Union-Find (Disjoint Set)
[!NOTE] How do you keep track of who is friends with whom in a massive social network? Or if two computers are connected in a network? Enter the Union-Find data structure.
1. The Concept: Dynamic Connectivity
We have a set of elements (nodes). We want to perform two operations efficiently:
- Union(A, B): Connect A and B (merge their sets).
- Find(A): Determine which set A belongs to.
If Find(A) == Find(B), then A and B are connected.
- Path Compression: When finding the root of a node, point it directly to the root so future lookups are faster. This flattens the tree.
- Union by Rank: Always attach the shorter tree to the taller tree to keep the height logarithmic.
The Complexity: Inverse Ackermann Function α(N)
With both optimizations, amortized time per operation is O(α(N)).
- What is α? It is the inverse of the Ackermann function, which grows so fast that for any N smaller than the number of atoms in the universe, α(N) < 5.
- Practical terms: It is essentially Constant Time for all realistic inputs.
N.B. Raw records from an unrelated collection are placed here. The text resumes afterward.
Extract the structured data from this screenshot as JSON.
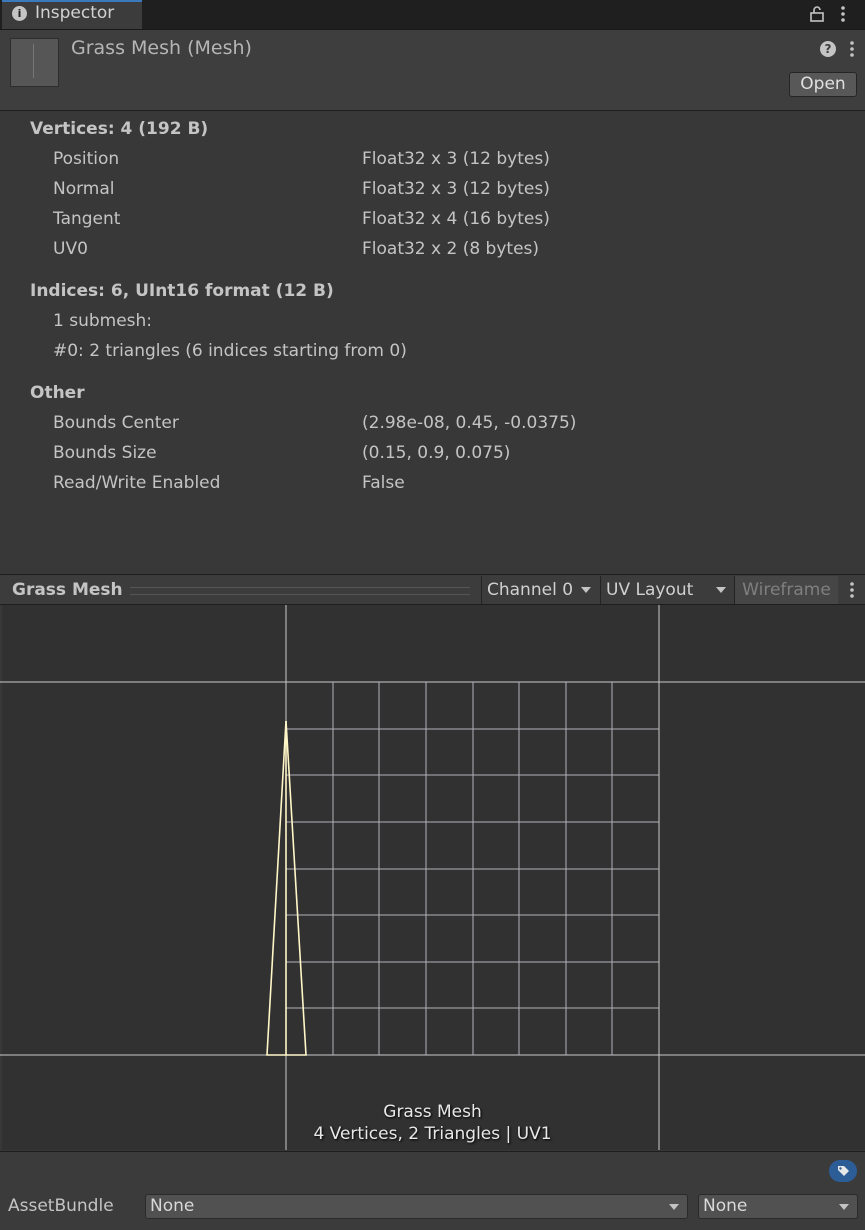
{
  "tab": {
    "label": "Inspector",
    "info_icon": "i"
  },
  "header": {
    "title": "Grass Mesh (Mesh)",
    "help_icon": "?",
    "open_label": "Open"
  },
  "vertices": {
    "title": "Vertices: 4 (192 B)",
    "rows": [
      {
        "label": "Position",
        "value": "Float32 x 3 (12 bytes)"
      },
      {
        "label": "Normal",
        "value": "Float32 x 3 (12 bytes)"
      },
      {
        "label": "Tangent",
        "value": "Float32 x 4 (16 bytes)"
      },
      {
        "label": "UV0",
        "value": "Float32 x 2 (8 bytes)"
      }
    ]
  },
  "indices": {
    "title": "Indices: 6, UInt16 format (12 B)",
    "submesh_count": "1 submesh:",
    "submesh_0": "#0: 2 triangles (6 indices starting from 0)"
  },
  "other": {
    "title": "Other",
    "rows": [
      {
        "label": "Bounds Center",
        "value": "(2.98e-08, 0.45, -0.0375)"
      },
      {
        "label": "Bounds Size",
        "value": "(0.15, 0.9, 0.075)"
      },
      {
        "label": "Read/Write Enabled",
        "value": "False"
      }
    ]
  },
  "preview": {
    "title": "Grass Mesh",
    "channel": "Channel 0",
    "layout": "UV Layout",
    "wireframe": "Wireframe",
    "caption_name": "Grass Mesh",
    "caption_stats": "4 Vertices, 2 Triangles | UV1"
  },
  "asset_bundle": {
    "label": "AssetBundle",
    "name_value": "None",
    "variant_value": "None"
  },
  "colors": {
    "accent": "#3a79bb",
    "wire": "#fff7c8",
    "grid": "#c8c8d2"
  }
}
2. Interactive: Social Circles
Click on two people to introduce them (Union). Watch how their groups merge. The colors represent the distinct sets (Connected Components).
Sets: 8
Click Node A then Node B to Union them.
3. Code Implementation: Union-Find
Java
class UnionFind {
int[] parent;
int[] rank;
public UnionFind(int n) {
parent = new int[n];
rank = new int[n];
for (int i = 0; i < n; i++) {
parent[i] = i;
rank[i] = 0;
}
}
public int find(int i) {
if (parent[i] != i) {
parent[i] = find(parent[i]); // Path Compression
}
return parent[i];
}
public void union(int i, int j) {
int rootI = find(i);
int rootJ = find(j);
if (rootI != rootJ) {
// Union by Rank
if (rank[rootI] < rank[rootJ]) {
parent[rootI] = rootJ;
} else if (rank[rootI] > rank[rootJ]) {
parent[rootJ] = rootI;
} else {
parent[rootI] = rootJ;
rank[rootJ]++;
}
}
}
}
Go
type UnionFind struct {
parent []int
rank []int
}
func NewUnionFind(n int) *UnionFind {
parent := make([]int, n)
rank := make([]int, n)
for i := 0; i < n; i++ {
parent[i] = i
}
return &UnionFind{parent, rank}
}
func (uf *UnionFind) Find(i int) int {
if uf.parent[i] != i {
uf.parent[i] = uf.Find(uf.parent[i]) // Path Compression
}
return uf.parent[i]
}
func (uf *UnionFind) Union(i, j int) {
rootI := uf.Find(i)
rootJ := uf.Find(j)
if rootI != rootJ {
if uf.rank[rootI] < uf.rank[rootJ] {
uf.parent[rootI] = rootJ
} else if uf.rank[rootI] > uf.rank[rootJ] {
uf.parent[rootJ] = rootI
} else {
uf.parent[rootI] = rootJ
uf.rank[rootJ]++
}
}
}
4. Deep Dive Strategy Lab: Union Find
Intuition Through Analogy
Think of this chapter like city route planning. The goal is not to memorize a fixed trick, but to repeatedly answer:
- What is the bottleneck?
- Which constraint dominates (time, memory, latency, correctness)?
- Which representation makes the bottleneck easier to eliminate?